In the Andreas Züst’s library, the session Geologie in the shelves is at eye level. It comes before the session Vulcanologie and Terremotologie. Palenteology – Geology – Terremotology – Mineralogie – Caves – Glaciologie, are side by side in the ground floor. They form a horizon of related subjects making one entire side of a corridor, as a line drawing a chain of mountains.
Above these shelves there are books on Meteorology, Winds, Storms, Natural Hazards, Climate, Climate Change, – it is the sky above the geologic layer. On the other side of this configuration of weather and geology, we find Astronomy, – as a complementary opposite. Above the line at eye level on the side of Astronomy, there is an important block on the subject of light, physique and chaos. This block of content forms the universe, one where the sky touches the Earth. Or, seeing this single wall with shelves on two sides we study Earth with weather on top hiding the universe on the other side.
One Volume: In the Great Alaska Earthquake of 1964, published in the Human Ecology collection of the National Academy of Sciences in Washington D.C. in 1970, “Lessons for coping with disaster” comes after the “Impact of the Earthquakes”.
In the studies of the post-disaster period (Appendix), it is first analysed the Migration data. Then comes the Measurement of School Enrolment. – School frequency measures trust on the land. Education gives stability, or a ground.

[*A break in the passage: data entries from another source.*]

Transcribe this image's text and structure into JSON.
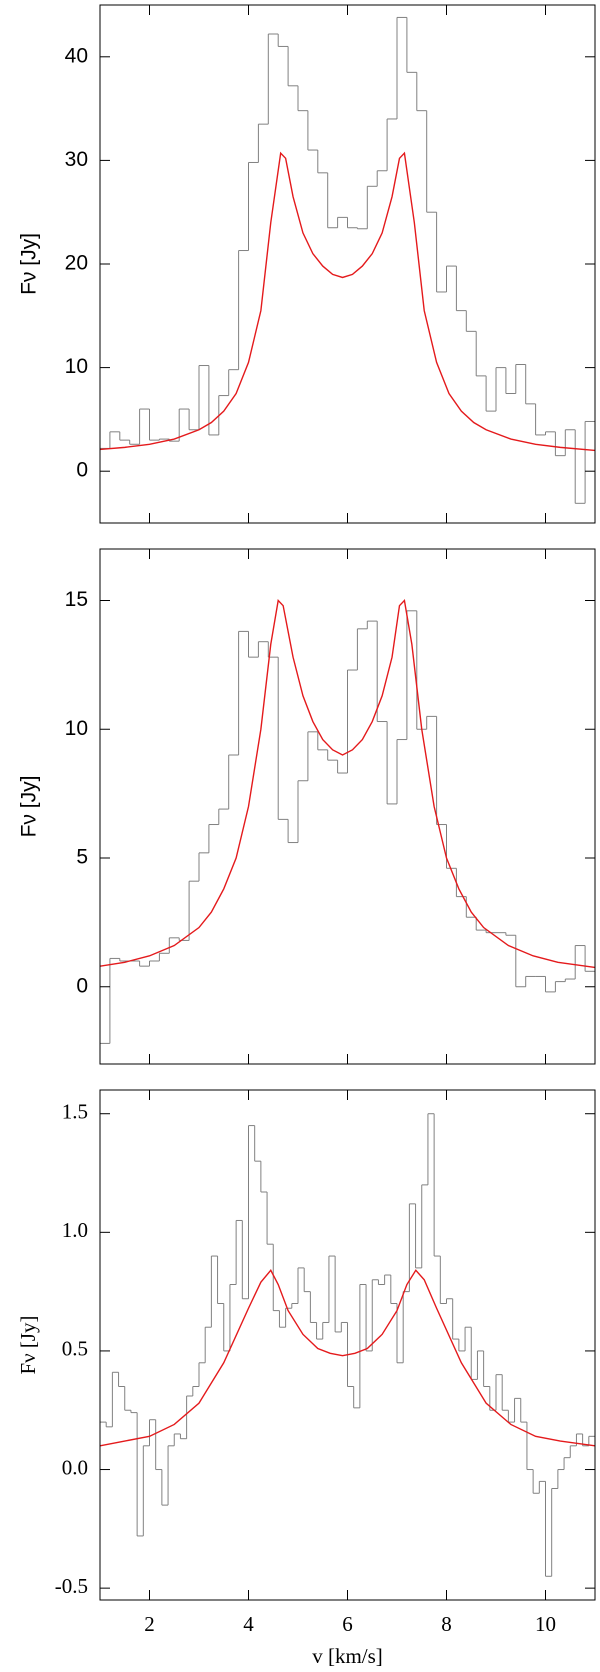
{
  "chart_data": [
    {
      "type": "histogram",
      "ylabel": "Fν [Jy]",
      "color": "#808080",
      "xlim": [
        1,
        11
      ],
      "xticks": [
        2,
        4,
        6,
        8,
        10
      ],
      "xtick_labels": false,
      "ylim": [
        -5,
        45
      ],
      "yticks": [
        0,
        10,
        20,
        30,
        40
      ],
      "bins": [
        1,
        1.2,
        1.4,
        1.6,
        1.8,
        2,
        2.2,
        2.4,
        2.6,
        2.8,
        3,
        3.2,
        3.4,
        3.6,
        3.8,
        4,
        4.2,
        4.4,
        4.6,
        4.8,
        5,
        5.2,
        5.4,
        5.6,
        5.8,
        6,
        6.2,
        6.4,
        6.6,
        6.8,
        7,
        7.2,
        7.4,
        7.6,
        7.8,
        8,
        8.2,
        8.4,
        8.6,
        8.8,
        9,
        9.2,
        9.4,
        9.6,
        9.8,
        10,
        10.2,
        10.4,
        10.6,
        10.8,
        11
      ],
      "values": [
        2.2,
        3.8,
        3.0,
        2.6,
        6.0,
        3.0,
        3.1,
        2.9,
        6.0,
        4.0,
        10.2,
        3.5,
        7.3,
        9.8,
        21.3,
        29.8,
        33.5,
        42.2,
        41.0,
        37.2,
        34.8,
        31.0,
        28.8,
        23.5,
        24.5,
        23.5,
        23.4,
        27.5,
        29.0,
        34.0,
        43.8,
        38.5,
        34.8,
        25.0,
        17.3,
        19.8,
        15.5,
        13.5,
        9.2,
        5.8,
        10.0,
        7.5,
        10.3,
        6.5,
        3.5,
        3.8,
        1.5,
        4.0,
        -3.1,
        4.8
      ],
      "line": {
        "color": "#e41a1c",
        "x": [
          1,
          1.5,
          2,
          2.5,
          3,
          3.25,
          3.5,
          3.75,
          4,
          4.25,
          4.45,
          4.65,
          4.75,
          4.9,
          5.1,
          5.3,
          5.5,
          5.7,
          5.9,
          6.1,
          6.3,
          6.5,
          6.7,
          6.9,
          7.05,
          7.15,
          7.35,
          7.55,
          7.8,
          8.05,
          8.3,
          8.55,
          8.8,
          9.3,
          9.8,
          10.3,
          11
        ],
        "values": [
          2.1,
          2.3,
          2.6,
          3.1,
          4.0,
          4.7,
          5.8,
          7.5,
          10.5,
          15.5,
          24,
          30.7,
          30.2,
          26.5,
          23,
          21,
          19.8,
          19.0,
          18.7,
          19.0,
          19.8,
          21,
          23,
          26.5,
          30.2,
          30.7,
          24,
          15.5,
          10.5,
          7.5,
          5.8,
          4.7,
          4.0,
          3.1,
          2.6,
          2.3,
          2.0
        ]
      }
    },
    {
      "type": "histogram",
      "ylabel": "Fν [Jy]",
      "color": "#808080",
      "xlim": [
        1,
        11
      ],
      "xticks": [
        2,
        4,
        6,
        8,
        10
      ],
      "xtick_labels": false,
      "ylim": [
        -3,
        17
      ],
      "yticks": [
        0,
        5,
        10,
        15
      ],
      "bins": [
        1,
        1.2,
        1.4,
        1.6,
        1.8,
        2,
        2.2,
        2.4,
        2.6,
        2.8,
        3,
        3.2,
        3.4,
        3.6,
        3.8,
        4,
        4.2,
        4.4,
        4.6,
        4.8,
        5,
        5.2,
        5.4,
        5.6,
        5.8,
        6,
        6.2,
        6.4,
        6.6,
        6.8,
        7,
        7.2,
        7.4,
        7.6,
        7.8,
        8,
        8.2,
        8.4,
        8.6,
        8.8,
        9,
        9.2,
        9.4,
        9.6,
        9.8,
        10,
        10.2,
        10.4,
        10.6,
        10.8,
        11
      ],
      "values": [
        -2.2,
        1.1,
        1.0,
        1.0,
        0.8,
        1.0,
        1.3,
        1.9,
        1.8,
        4.1,
        5.2,
        6.3,
        6.9,
        9.0,
        13.8,
        12.8,
        13.4,
        12.8,
        6.5,
        5.6,
        8.0,
        9.9,
        9.2,
        8.8,
        8.3,
        12.3,
        13.9,
        14.2,
        10.3,
        7.1,
        9.6,
        14.6,
        10.0,
        10.5,
        6.3,
        4.6,
        3.5,
        2.7,
        2.2,
        2.1,
        2.1,
        2.0,
        0.0,
        0.4,
        0.4,
        -0.2,
        0.2,
        0.3,
        1.6,
        0.6
      ],
      "line": {
        "color": "#e41a1c",
        "x": [
          1,
          1.5,
          2,
          2.5,
          3,
          3.25,
          3.5,
          3.75,
          4,
          4.25,
          4.45,
          4.6,
          4.7,
          4.9,
          5.1,
          5.3,
          5.5,
          5.7,
          5.9,
          6.1,
          6.3,
          6.5,
          6.7,
          6.9,
          7.05,
          7.15,
          7.3,
          7.5,
          7.75,
          8,
          8.25,
          8.5,
          8.75,
          9.25,
          9.75,
          10.25,
          11
        ],
        "values": [
          0.8,
          0.95,
          1.2,
          1.6,
          2.3,
          2.9,
          3.8,
          5.0,
          7.0,
          10,
          13.3,
          15.0,
          14.8,
          12.8,
          11.3,
          10.3,
          9.6,
          9.2,
          9.0,
          9.2,
          9.6,
          10.3,
          11.3,
          12.8,
          14.8,
          15.0,
          13.3,
          10,
          7.0,
          5.0,
          3.8,
          2.9,
          2.3,
          1.6,
          1.2,
          0.95,
          0.75
        ]
      }
    },
    {
      "type": "histogram",
      "ylabel": "Fν [Jy]",
      "xlabel": "v [km/s]",
      "color": "#808080",
      "xlim": [
        1,
        11
      ],
      "xticks": [
        2,
        4,
        6,
        8,
        10
      ],
      "xtick_labels": true,
      "ylim": [
        -0.55,
        1.6
      ],
      "yticks": [
        -0.5,
        {
          "value": 0,
          "label": "0.0"
        },
        0.5,
        {
          "value": 1,
          "label": "1.0"
        },
        1.5
      ],
      "bins": [
        1,
        1.125,
        1.25,
        1.375,
        1.5,
        1.625,
        1.75,
        1.875,
        2,
        2.125,
        2.25,
        2.375,
        2.5,
        2.625,
        2.75,
        2.875,
        3,
        3.125,
        3.25,
        3.375,
        3.5,
        3.625,
        3.75,
        3.875,
        4,
        4.125,
        4.25,
        4.375,
        4.5,
        4.625,
        4.75,
        4.875,
        5,
        5.125,
        5.25,
        5.375,
        5.5,
        5.625,
        5.75,
        5.875,
        6,
        6.125,
        6.25,
        6.375,
        6.5,
        6.625,
        6.75,
        6.875,
        7,
        7.125,
        7.25,
        7.375,
        7.5,
        7.625,
        7.75,
        7.875,
        8,
        8.125,
        8.25,
        8.375,
        8.5,
        8.625,
        8.75,
        8.875,
        9,
        9.125,
        9.25,
        9.375,
        9.5,
        9.625,
        9.75,
        9.875,
        10,
        10.125,
        10.25,
        10.375,
        10.5,
        10.625,
        10.75,
        10.875,
        11
      ],
      "values": [
        0.2,
        0.18,
        0.41,
        0.35,
        0.25,
        0.24,
        -0.28,
        0.1,
        0.21,
        0.0,
        -0.15,
        0.1,
        0.15,
        0.13,
        0.31,
        0.35,
        0.45,
        0.6,
        0.9,
        0.7,
        0.5,
        0.78,
        1.05,
        0.72,
        1.45,
        1.3,
        1.17,
        0.95,
        0.67,
        0.6,
        0.68,
        0.7,
        0.85,
        0.75,
        0.62,
        0.55,
        0.62,
        0.9,
        0.58,
        0.62,
        0.35,
        0.26,
        0.78,
        0.5,
        0.8,
        0.78,
        0.82,
        0.7,
        0.45,
        0.75,
        1.12,
        0.85,
        1.2,
        1.5,
        0.9,
        0.7,
        0.72,
        0.55,
        0.5,
        0.6,
        0.38,
        0.5,
        0.35,
        0.25,
        0.4,
        0.25,
        0.2,
        0.3,
        0.2,
        0.0,
        -0.1,
        -0.05,
        -0.45,
        -0.08,
        0.0,
        0.05,
        0.1,
        0.15,
        0.1,
        0.14
      ],
      "line": {
        "color": "#e41a1c",
        "x": [
          1,
          1.5,
          2,
          2.5,
          3,
          3.5,
          4,
          4.25,
          4.45,
          4.6,
          4.8,
          5.1,
          5.4,
          5.65,
          5.9,
          6.15,
          6.4,
          6.7,
          7.0,
          7.2,
          7.38,
          7.55,
          7.8,
          8.3,
          8.8,
          9.3,
          9.8,
          10.3,
          11
        ],
        "values": [
          0.1,
          0.12,
          0.14,
          0.19,
          0.28,
          0.45,
          0.68,
          0.79,
          0.84,
          0.78,
          0.67,
          0.57,
          0.51,
          0.49,
          0.48,
          0.49,
          0.51,
          0.57,
          0.67,
          0.78,
          0.84,
          0.8,
          0.68,
          0.45,
          0.28,
          0.19,
          0.14,
          0.12,
          0.1
        ]
      }
    }
  ]
}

The Economic Effects of the Disaster (p. 58) were analysed before the Impact of the Event on Health and Mortality (p. 77). What does this choice of sequence mean?
In “Lessons for coping with disaster” the author writes about the issue of warning. He says: “The movement of the ground in earthquakes of moderate or severe intensity is so obvious that the events provides its own warning signs”. After that, he lists actions that will minimise the probability of injury and death’: 1. Move as quickly as possible to locations where falling objects cannot hit you.
Another volume: In the book Confronting Climate Change – Risks, Implications and Responses, from 1992, editor Irving Mintzer first asks, “What do we know so far about the foreseeable dangers of climate change?” At the end of his introduction, he says “climate change offers an important and unique opportunity to use the threat of global environmental change as a vehicle for expanding international cooperation”. The word “opportunity” seems inopportune in 2018, it can be associated to the arrival of a new market, – which in reality it is. Cooperation may also be less humanitarian than we would think, as it may be tied to the benefit of some.
In the organisation of contents, “The Science of Climate Change” comes before the “Impacts of Global Climate Change”. As it is, explaining and discussing climate change adds negatively to its impacts, it delays the elaboration needed from understanding the impacts themselves. It is as if a patient before being treated needed to listen to the doctor presenting his professional life.
The only photograph in this book is of the surface of Mars. In the page before the picture, an analysis of the “vanished greenhouse of Mars”. We may think the author considers Mars to be our future: frozen. But afterwards, it says Earth averted the deep freeze of Mars because the Earth’s crust has remained geologically active. We thank the volcanoes and all tectonic movements, other disasters etc.